An option is a derivative contract that gives the buyer the right, but not the obligation, to buy (call) or sell (put) an underlying asset at a fixed strike price on or before a specified expiry date, in exchange for an upfront premium paid to the seller.

Buying a call gives upside exposure to the underlying with capped loss equal to the premium. Buying a put gives downside protection or speculation, again with bounded loss. Selling options reverses the profile: the writer collects the premium but takes on (in some cases unlimited) risk. Premium = intrinsic value + time value, and decays as expiry approaches.

Common retail uses include covered calls (sell calls against stock you own to harvest premium income), protective puts (buy puts to insure a portfolio against a crash) and cash-secured puts (sell puts on stocks you'd happily buy cheaper). Each is a defined-risk strategy when properly sized.

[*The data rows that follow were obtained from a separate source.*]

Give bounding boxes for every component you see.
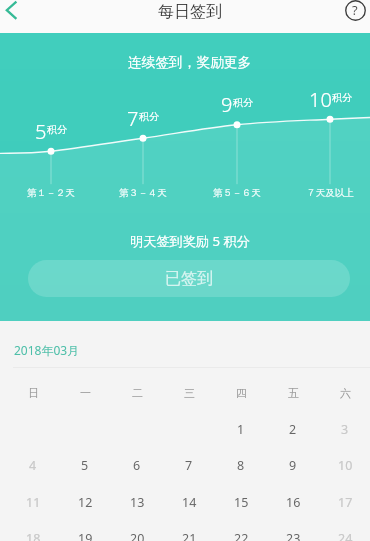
staticText: 第５－６天	[213, 187, 261, 199]
button[interactable]: Help	[339, 0, 370, 26]
staticText: 13	[130, 494, 145, 511]
staticText: 3	[341, 421, 349, 438]
staticText: 三	[184, 386, 195, 400]
button[interactable]: 23	[267, 520, 319, 541]
staticText: 9	[289, 457, 297, 474]
staticText: 日	[28, 386, 39, 400]
button[interactable]: 22	[215, 520, 267, 541]
button[interactable]: 6	[111, 447, 163, 483]
staticText: 21	[182, 530, 197, 541]
staticText: 五	[288, 386, 299, 400]
staticText: 一	[80, 386, 91, 400]
staticText: ７天及以上	[306, 187, 354, 199]
staticText: 6	[133, 457, 141, 474]
staticText: 8	[237, 457, 245, 474]
button[interactable]: 12	[59, 484, 111, 520]
staticText: 15	[234, 494, 249, 511]
button[interactable]: 24	[319, 520, 370, 541]
button[interactable]: 13	[111, 484, 163, 520]
button[interactable]: 20	[111, 520, 163, 541]
button[interactable]: 3	[319, 411, 370, 447]
button[interactable]: 19	[59, 520, 111, 541]
button[interactable]: 9	[267, 447, 319, 483]
staticText: 积分	[332, 91, 352, 104]
button[interactable]: 11	[7, 484, 59, 520]
button[interactable]: 17	[319, 484, 370, 520]
staticText: 20	[130, 530, 145, 541]
staticText: 已签到	[165, 269, 213, 289]
staticText: 连续签到，奖励更多	[128, 54, 252, 71]
staticText: 5	[81, 457, 89, 474]
staticText: 16	[286, 494, 301, 511]
staticText: 24	[338, 530, 353, 541]
staticText: 1	[237, 421, 245, 438]
button[interactable]: 7	[163, 447, 215, 483]
button[interactable]: 8	[215, 447, 267, 483]
staticText: 积分	[139, 110, 159, 123]
button[interactable]: 16	[267, 484, 319, 520]
staticText: 明天签到奖励 5 积分	[130, 232, 250, 250]
staticText: 22	[234, 530, 249, 541]
button[interactable]: 10	[319, 447, 370, 483]
staticText: 10	[338, 457, 353, 474]
button[interactable]: 15	[215, 484, 267, 520]
staticText: 二	[132, 386, 143, 400]
button[interactable]: 1	[215, 411, 267, 447]
staticText: 11	[26, 494, 41, 511]
button[interactable]: 已签到	[28, 260, 350, 297]
staticText: 19	[78, 530, 93, 541]
staticText: 14	[182, 494, 197, 511]
staticText: 10	[309, 86, 332, 113]
button[interactable]: 5	[59, 447, 111, 483]
staticText: 9	[221, 91, 233, 118]
staticText: ?	[352, 1, 358, 19]
staticText: 第１－２天	[27, 187, 75, 199]
staticText: 5	[35, 118, 47, 145]
staticText: 18	[26, 530, 41, 541]
staticText: 2018年03月	[14, 342, 80, 358]
button[interactable]: 18	[7, 520, 59, 541]
staticText: 17	[338, 494, 353, 511]
staticText: 六	[340, 386, 351, 400]
button[interactable]: Back	[0, 0, 32, 32]
button[interactable]: 21	[163, 520, 215, 541]
staticText: 积分	[233, 96, 253, 109]
staticText: 4	[29, 457, 37, 474]
staticText: 积分	[47, 123, 67, 136]
staticText: 第３－４天	[119, 187, 167, 199]
staticText: 四	[236, 386, 247, 400]
button[interactable]: 14	[163, 484, 215, 520]
staticText: 12	[78, 494, 93, 511]
staticText: 7	[127, 105, 139, 132]
staticText: 2	[289, 421, 297, 438]
staticText: 每日签到	[158, 2, 222, 22]
staticText: 23	[286, 530, 301, 541]
staticText: 7	[185, 457, 193, 474]
button[interactable]: 4	[7, 447, 59, 483]
button[interactable]: 2	[267, 411, 319, 447]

Speculative call buying — popular on US apps during the 2020–21 retail boom — is extremely high-risk; the typical outcome is 90% of premium lost as the option expires worthless. Options are best understood as insurance contracts. Insurance is rarely a profitable buy from the customer's perspective, but it can be the rational hedge for risks you cannot otherwise afford.

Example

An investor owns 100 Nestlé shares at CHF 95 and sells one 6-month covered call at strike CHF 105 for a CHF 1.50 premium per share (CHF 150 total). If Nestlé closes below CHF 105, she keeps the premium (1.6% over 6 months). If it closes above CHF 105 she sells at CHF 105 + CHF 1.50 = effective CHF 106.50 — capped upside but better than current price.

Related terms

Frequently asked questions

What is an option premium?+

The price paid by the buyer to the seller for the right; equals intrinsic value plus time value, falling to intrinsic at expiry.

Calls vs puts?+

Calls = right to buy (bullish); puts = right to sell (bearish or hedging).

Can I lose more than I invest?+

As a buyer, no — max loss is the premium. As a seller of naked options, yes — losses can far exceed premium received.